The idea that a pair of shoes or a work of art or a house has to exist in the physical world to be a store of value is one of those misconceptions.
Hatfield has an easy point of reference in his life for how impermanent tangibles can be in the shoes he owns. In his studio, he has a signed Air Jordan 14 that Michael Jordan wore in the NBA Finals against the Utah Jazz as he battled for his final championship. The designer recently noticed that the autographed sneaker was beginning to degrade.
“The paint had started to change, like it was getting sticky,” says Hatfield. “He had lost some of his resilience.”
Conclusion: These things are not eternal. There’s a half-life to the sneakers stacked behind you. Hatfield doesn’t consider himself a collector, despite being the author of many of the most important sneakers in history, but thought about their durability over the decades.
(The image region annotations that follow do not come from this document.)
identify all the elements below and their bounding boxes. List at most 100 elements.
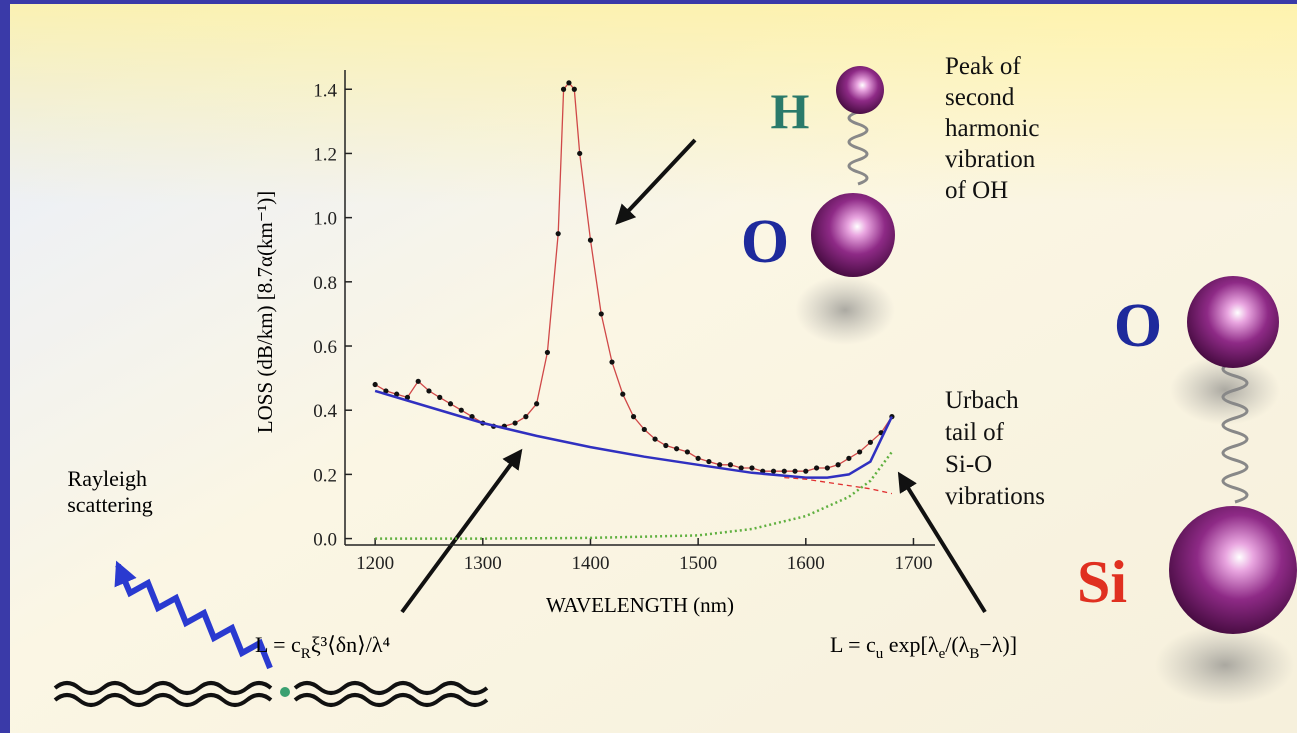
data-point [684,449,690,455]
atom-label: O [1114,292,1162,360]
formula-part: ξ³⟨δn⟩/λ⁴ [311,632,391,657]
arrow [897,471,987,614]
formula-subscript: B [969,646,979,662]
line: harmonic [945,115,1039,142]
data-point [803,468,809,474]
data-point [695,455,701,461]
background-glow [10,4,1297,204]
line: Si-O [945,451,992,478]
urbach-annotation: Urbach tail of Si-O vibrations [945,387,1045,510]
x-tick-label: 1400 [571,553,609,574]
line: tail of [945,419,1005,446]
series-line [374,389,894,479]
data-point [674,446,680,452]
formula-part: exp[λ [883,632,939,657]
x-axis-label: WAVELENGTH (nm) [546,593,734,617]
atom-label: Si [1077,549,1127,615]
arrow [400,448,523,614]
x-tick-label: 1700 [894,553,932,574]
data-point [447,401,454,407]
data-point [749,465,755,471]
data-point [717,462,723,468]
formula-subscript: u [876,646,884,662]
line: of OH [945,177,1008,204]
plot: 0.0 0.2 0.4 0.6 0.8 1.0 1.2 1.4 1200 1300 1400 1500… [313,70,935,574]
rayleigh-formula: L = cRξ³⟨δn⟩/λ⁴ [255,632,391,662]
line: Rayleigh [68,466,147,491]
data-point [630,414,637,420]
data-point [512,420,518,426]
line: second [945,84,1015,111]
formula-subscript: R [301,646,311,662]
data-point [404,394,411,400]
formula-part: −λ)] [979,632,1017,657]
data-point [641,426,647,433]
data-point [415,378,421,384]
data-point [835,462,841,468]
data-point [469,414,475,420]
y-tick-label: 1.0 [313,209,337,230]
data-point [663,442,669,449]
data-point [560,86,567,92]
data-point [577,150,583,157]
y-tick-label: 1.4 [313,80,337,101]
y-tick-label: 0.4 [313,401,337,422]
urbach-formula: L = cu exp[λe/(λB−λ)] [830,632,1017,662]
data-point [824,465,830,471]
formula-subscript: e [939,646,946,662]
data-point [458,407,464,413]
line: Peak of [945,53,1021,80]
molecule-oh [795,66,895,345]
arrow [615,138,697,225]
data-point [846,455,852,461]
data-point [383,388,389,394]
data-point [437,394,443,400]
peak-annotation: Peak of second harmonic vibration of OH [945,53,1046,204]
x-tick-label: 1200 [356,553,394,574]
data-point [372,381,378,388]
data-point [792,468,798,474]
x-tick-label: 1600 [787,553,825,574]
data-point [738,465,744,471]
atom-label: H [771,83,810,139]
atom-label: O [741,208,789,276]
formula-part: L = c [830,632,876,657]
data-point [394,391,400,397]
data-point [523,414,529,420]
data-point [770,468,777,474]
data-point [781,468,787,474]
data-point [857,449,863,455]
data-point [426,388,432,394]
fiber [53,681,489,707]
y-tick-label: 0.2 [313,465,337,486]
rayleigh-arrow [114,560,273,670]
data-point [813,465,820,471]
x-tick-label: 1300 [464,553,502,574]
data-point [652,436,658,442]
line: Urbach [945,387,1019,414]
data-point [544,349,551,356]
data-point [727,462,734,468]
data-point [598,311,604,317]
y-tick-label: 0.6 [313,337,337,358]
data-point [566,80,572,86]
data-point [555,231,561,237]
y-tick-label: 0.8 [313,273,337,294]
line: vibrations [945,483,1045,510]
line: scattering [67,492,153,517]
data-point [706,458,712,465]
line: vibration [945,146,1036,173]
y-tick-label: 1.2 [313,144,337,165]
series-line [784,476,893,495]
x-tick-label: 1500 [679,553,717,574]
data-point [867,439,874,445]
formula-part: /(λ [945,632,969,657]
data-point [534,401,540,407]
formula-part: L = c [255,632,301,657]
rayleigh-annotation: Rayleigh scattering [67,466,153,517]
y-tick-label: 0.0 [313,530,337,551]
data-point [620,391,626,397]
y-axis-label: LOSS (dB/km) [8.7α(km⁻¹)] [253,191,277,433]
data-point [609,359,615,365]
The Air Max 1 from the Ducks of a Feather project is no answer to that. It’s introduced alongside an NFT, but it’s very much a physical sneaker. Still, it brought Hatfield closer to the world of digital items and shoes that exist on the blockchain.
“There’s a lot of talk about people owning virtual sneakers,” he says, “and I’m like, whoa. That’s something I never thought was worth anything.
He thought about it more recently, imagining the benefits of holding a file as a pledge of property or a purely digital shoe library.
“It’s a little weird,” Hatfield says, “but maybe that’s part of where we’re headed.”